Eisner: We use reporting and metrics. We have the ability to look at individual reviewers and the time they need to take to make the correct calls.Furthermore, we can undertake a statistical analysis of the individuals. For example, if the overall review is showing a 62 percent responsive rate on documents but one reviewer is only showing a 37 percent rate, we can focus on that reviewer in doing a quality check. We also have the ability to spot check and sample the documents. The tools help us, but we are also sampling the rates of review and rates of the calls, all of which we can report to the management team and to the client.
Editor: Is the human element more important than the tools for e-discovery?
Eisner: The tools are just that - tools that the reviewers need to use. Many things can be done in an overall review model, like honing search terms and using artificial intelligence to elicit data that reviewers need to look at. But the bottom line is at the end of that process a human being still needs to make that subjective call on the document. The key here is all the reviewers, whether based in the U.S. or the Philippines, are using a common framework to conduct the review, following standardized practices and workflows.SPi provides the infrastructure, training, and management to ensure this is the case.
Editor: Are the attorneys SPi employees or contract workers?
Eisner: The attorneys are all SPi employees. All work is done in-house by SPi people.
Editor: What types of metrics and data analytics can we expect to see when we see them reviewing one of the documents?
Eisner: Besides measuring the percentage of calls, we can also report on the throughput of the entire project. We can get progress reports on all of the different calls - relevant, not relevant, privileged, and not privileged. We also have the ability to tie into our data analytics model, so one of the things that SPi uniquely offers is what we call data analytics which is a method by which we hone down the search terms. One of the hallmarks of the data analytics process is the ability to garner feedback from reviewers back into the searching methodology. As search terms are applied, we are directed towards responsive documents while non-responsive documents are left out.If we begin to see documents that are non-responsive from the search hits, or more importantly, documents that are responsive that did not hit on a searched term, we can gather that feedback from the reviewers to hone the search terms, to try and bring in those non-hits and exclude those incorrect hits. Since the SPi reviewers can tie directly into that process, it makes the review work more focused and efficient.
Editor: Can clients check on the status of their work?
Eisner: Absolutely and a key point here is that the client attorneys are ultimately overseeing the entire process. SPi manages the people, the HR overhead, the staff, the quality control, but the client's legal team is still in control of the content. They are ultimately responsible for the substantive and the legal issue training of the reviewers to make sure that they understand the issues involved. The client's legal team needs to oversee the process as a whole. SPi frees up the senior attorneys at law firms allowing them to do the more substantive legal work that is involved in litigation while the first-pass document review is done by our managed resources. This enables the attorneys to guide our employees as the litigation develops.
Editor: Please talk a little about pricing models for this service.
Eisner: The pricing is done on a per document basis.
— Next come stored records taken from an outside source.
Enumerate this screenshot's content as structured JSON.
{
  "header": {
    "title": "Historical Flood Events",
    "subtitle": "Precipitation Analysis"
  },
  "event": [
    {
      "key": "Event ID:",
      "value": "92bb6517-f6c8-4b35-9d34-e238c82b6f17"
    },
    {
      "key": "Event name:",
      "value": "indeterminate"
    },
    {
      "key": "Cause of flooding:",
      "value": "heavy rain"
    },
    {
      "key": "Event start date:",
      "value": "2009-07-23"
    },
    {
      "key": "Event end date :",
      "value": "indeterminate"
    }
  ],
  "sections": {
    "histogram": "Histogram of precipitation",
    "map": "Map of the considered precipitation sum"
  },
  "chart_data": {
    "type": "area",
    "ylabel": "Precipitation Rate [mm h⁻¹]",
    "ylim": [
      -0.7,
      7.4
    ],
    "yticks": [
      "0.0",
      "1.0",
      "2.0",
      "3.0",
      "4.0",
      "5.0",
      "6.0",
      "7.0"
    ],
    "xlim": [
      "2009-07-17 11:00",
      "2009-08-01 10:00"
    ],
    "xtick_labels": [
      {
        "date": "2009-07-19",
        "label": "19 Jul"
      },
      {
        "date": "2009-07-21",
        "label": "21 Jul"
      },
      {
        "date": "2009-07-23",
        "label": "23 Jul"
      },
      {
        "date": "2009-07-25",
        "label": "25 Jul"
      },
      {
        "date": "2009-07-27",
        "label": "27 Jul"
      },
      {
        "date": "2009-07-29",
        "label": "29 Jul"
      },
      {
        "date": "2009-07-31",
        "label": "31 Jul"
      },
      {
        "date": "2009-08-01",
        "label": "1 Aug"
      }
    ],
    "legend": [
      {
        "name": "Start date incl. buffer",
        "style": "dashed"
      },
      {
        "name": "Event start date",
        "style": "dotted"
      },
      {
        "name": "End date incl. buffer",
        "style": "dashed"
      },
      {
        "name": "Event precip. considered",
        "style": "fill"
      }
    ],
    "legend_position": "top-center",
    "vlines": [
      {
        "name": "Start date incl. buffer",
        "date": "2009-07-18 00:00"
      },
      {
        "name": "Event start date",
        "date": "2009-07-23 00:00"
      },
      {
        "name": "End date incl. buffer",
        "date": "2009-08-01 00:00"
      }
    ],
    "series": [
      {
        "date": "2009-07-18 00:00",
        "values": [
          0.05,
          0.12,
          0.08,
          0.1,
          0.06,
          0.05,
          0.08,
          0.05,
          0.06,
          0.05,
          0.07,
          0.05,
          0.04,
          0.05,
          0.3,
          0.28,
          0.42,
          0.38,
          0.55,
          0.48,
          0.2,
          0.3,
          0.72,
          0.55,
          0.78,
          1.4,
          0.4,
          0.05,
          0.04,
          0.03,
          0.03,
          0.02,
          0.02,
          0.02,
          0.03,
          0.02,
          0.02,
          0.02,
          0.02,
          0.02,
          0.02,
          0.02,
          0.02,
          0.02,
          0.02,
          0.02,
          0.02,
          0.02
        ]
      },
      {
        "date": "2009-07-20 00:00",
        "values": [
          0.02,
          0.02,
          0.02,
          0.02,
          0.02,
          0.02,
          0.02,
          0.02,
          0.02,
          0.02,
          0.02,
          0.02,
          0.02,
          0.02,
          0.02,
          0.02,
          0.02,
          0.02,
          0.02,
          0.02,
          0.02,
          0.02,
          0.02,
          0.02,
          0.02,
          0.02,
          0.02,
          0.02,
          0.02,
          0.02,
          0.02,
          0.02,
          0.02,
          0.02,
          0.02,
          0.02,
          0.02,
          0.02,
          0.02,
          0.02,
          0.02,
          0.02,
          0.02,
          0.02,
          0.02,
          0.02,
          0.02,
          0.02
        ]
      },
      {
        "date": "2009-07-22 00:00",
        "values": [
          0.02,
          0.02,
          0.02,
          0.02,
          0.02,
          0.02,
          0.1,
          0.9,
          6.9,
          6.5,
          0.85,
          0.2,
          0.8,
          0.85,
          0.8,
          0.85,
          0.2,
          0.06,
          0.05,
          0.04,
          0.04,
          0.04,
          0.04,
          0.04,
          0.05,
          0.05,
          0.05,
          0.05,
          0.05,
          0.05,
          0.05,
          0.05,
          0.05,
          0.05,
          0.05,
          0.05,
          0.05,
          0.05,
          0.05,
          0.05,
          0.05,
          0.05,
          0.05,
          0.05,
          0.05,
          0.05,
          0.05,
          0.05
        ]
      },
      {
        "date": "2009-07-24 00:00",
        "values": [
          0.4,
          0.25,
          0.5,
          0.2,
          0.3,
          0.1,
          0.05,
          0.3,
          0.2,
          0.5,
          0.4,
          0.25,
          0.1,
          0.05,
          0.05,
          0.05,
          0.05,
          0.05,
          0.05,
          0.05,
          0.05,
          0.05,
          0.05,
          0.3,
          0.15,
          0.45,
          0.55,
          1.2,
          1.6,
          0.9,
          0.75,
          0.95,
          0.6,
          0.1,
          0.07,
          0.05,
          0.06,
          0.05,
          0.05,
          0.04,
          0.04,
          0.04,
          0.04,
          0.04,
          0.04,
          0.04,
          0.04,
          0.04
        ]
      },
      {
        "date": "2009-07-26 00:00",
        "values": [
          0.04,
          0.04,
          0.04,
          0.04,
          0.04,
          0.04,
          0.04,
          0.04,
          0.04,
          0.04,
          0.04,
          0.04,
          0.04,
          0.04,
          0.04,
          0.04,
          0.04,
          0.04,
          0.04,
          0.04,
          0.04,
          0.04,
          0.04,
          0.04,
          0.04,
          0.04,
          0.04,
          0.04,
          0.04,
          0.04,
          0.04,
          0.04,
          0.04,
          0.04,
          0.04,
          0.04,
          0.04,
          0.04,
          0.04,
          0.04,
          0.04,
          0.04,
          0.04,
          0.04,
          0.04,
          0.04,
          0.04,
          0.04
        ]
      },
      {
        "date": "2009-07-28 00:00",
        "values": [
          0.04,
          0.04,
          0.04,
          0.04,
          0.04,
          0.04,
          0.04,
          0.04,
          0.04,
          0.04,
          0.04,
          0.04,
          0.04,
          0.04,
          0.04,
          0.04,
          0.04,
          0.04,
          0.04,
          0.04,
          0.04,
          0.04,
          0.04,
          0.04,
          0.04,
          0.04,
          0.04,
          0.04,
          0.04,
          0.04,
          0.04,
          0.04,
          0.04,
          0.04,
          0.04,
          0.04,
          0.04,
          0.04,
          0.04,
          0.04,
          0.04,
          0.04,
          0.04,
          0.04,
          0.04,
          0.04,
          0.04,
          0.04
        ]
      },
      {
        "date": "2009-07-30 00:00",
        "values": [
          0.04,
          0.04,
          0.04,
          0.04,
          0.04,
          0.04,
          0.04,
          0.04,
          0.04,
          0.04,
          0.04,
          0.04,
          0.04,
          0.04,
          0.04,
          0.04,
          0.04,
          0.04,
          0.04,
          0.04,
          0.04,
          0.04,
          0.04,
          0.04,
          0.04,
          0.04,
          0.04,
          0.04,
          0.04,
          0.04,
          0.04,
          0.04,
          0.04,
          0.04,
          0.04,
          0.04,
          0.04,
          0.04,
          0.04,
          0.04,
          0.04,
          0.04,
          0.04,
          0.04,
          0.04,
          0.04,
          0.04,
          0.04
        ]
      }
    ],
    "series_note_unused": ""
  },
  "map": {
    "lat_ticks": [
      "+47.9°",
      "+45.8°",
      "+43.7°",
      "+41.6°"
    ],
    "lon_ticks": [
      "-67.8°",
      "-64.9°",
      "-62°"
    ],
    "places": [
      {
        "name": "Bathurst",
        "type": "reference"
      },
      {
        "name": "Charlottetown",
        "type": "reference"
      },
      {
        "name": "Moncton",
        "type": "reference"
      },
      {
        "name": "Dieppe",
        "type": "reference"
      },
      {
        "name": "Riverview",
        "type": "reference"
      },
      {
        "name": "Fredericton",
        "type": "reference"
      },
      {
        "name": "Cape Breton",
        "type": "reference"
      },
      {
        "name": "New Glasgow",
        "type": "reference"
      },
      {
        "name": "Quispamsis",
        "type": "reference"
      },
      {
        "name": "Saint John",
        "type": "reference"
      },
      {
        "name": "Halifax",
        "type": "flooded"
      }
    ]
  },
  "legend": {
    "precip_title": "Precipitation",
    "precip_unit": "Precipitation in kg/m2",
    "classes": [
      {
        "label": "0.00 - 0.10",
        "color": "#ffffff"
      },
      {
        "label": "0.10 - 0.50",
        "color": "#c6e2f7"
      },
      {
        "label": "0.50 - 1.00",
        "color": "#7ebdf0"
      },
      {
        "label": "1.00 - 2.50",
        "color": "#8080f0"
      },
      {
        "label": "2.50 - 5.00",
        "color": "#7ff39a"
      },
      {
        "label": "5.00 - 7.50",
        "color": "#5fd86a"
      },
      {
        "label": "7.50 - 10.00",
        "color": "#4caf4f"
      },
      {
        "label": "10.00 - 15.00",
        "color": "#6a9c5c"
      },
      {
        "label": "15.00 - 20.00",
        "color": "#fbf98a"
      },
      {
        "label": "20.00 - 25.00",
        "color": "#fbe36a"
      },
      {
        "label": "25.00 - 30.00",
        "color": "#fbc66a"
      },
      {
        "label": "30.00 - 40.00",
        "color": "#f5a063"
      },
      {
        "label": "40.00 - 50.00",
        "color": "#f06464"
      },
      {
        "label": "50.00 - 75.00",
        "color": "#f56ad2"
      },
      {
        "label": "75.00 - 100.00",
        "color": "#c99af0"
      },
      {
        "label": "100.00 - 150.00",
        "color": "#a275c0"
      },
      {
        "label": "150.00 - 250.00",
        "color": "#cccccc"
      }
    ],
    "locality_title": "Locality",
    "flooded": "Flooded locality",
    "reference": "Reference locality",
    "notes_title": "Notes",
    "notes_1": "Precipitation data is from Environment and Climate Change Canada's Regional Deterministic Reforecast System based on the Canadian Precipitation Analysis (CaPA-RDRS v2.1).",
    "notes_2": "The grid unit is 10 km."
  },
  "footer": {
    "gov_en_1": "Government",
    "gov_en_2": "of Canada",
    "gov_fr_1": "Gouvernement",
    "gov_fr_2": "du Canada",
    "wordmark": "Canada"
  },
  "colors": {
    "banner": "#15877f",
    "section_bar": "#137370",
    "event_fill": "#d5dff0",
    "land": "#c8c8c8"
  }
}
We believe that this is unique in our market place.The reason for doing this is that it allows our clients to have some assurance in their budgeting and cost modeling. Typically, the number of documents is known at the start of the review, and therefore the price can be calculated. Because some reviewers are faster than others, this pricing method is advantageous over an hourly based charge. However, we are happy to price according to the client's wishes.
Editor: How do you reach out to the legal community to tell it about the service you are providing?
Eisner: Our marketing and sales teams are doing a good job of getting our message out. Clients are talking about their successes with our process, thus creating buzz about this method of first-level managed review.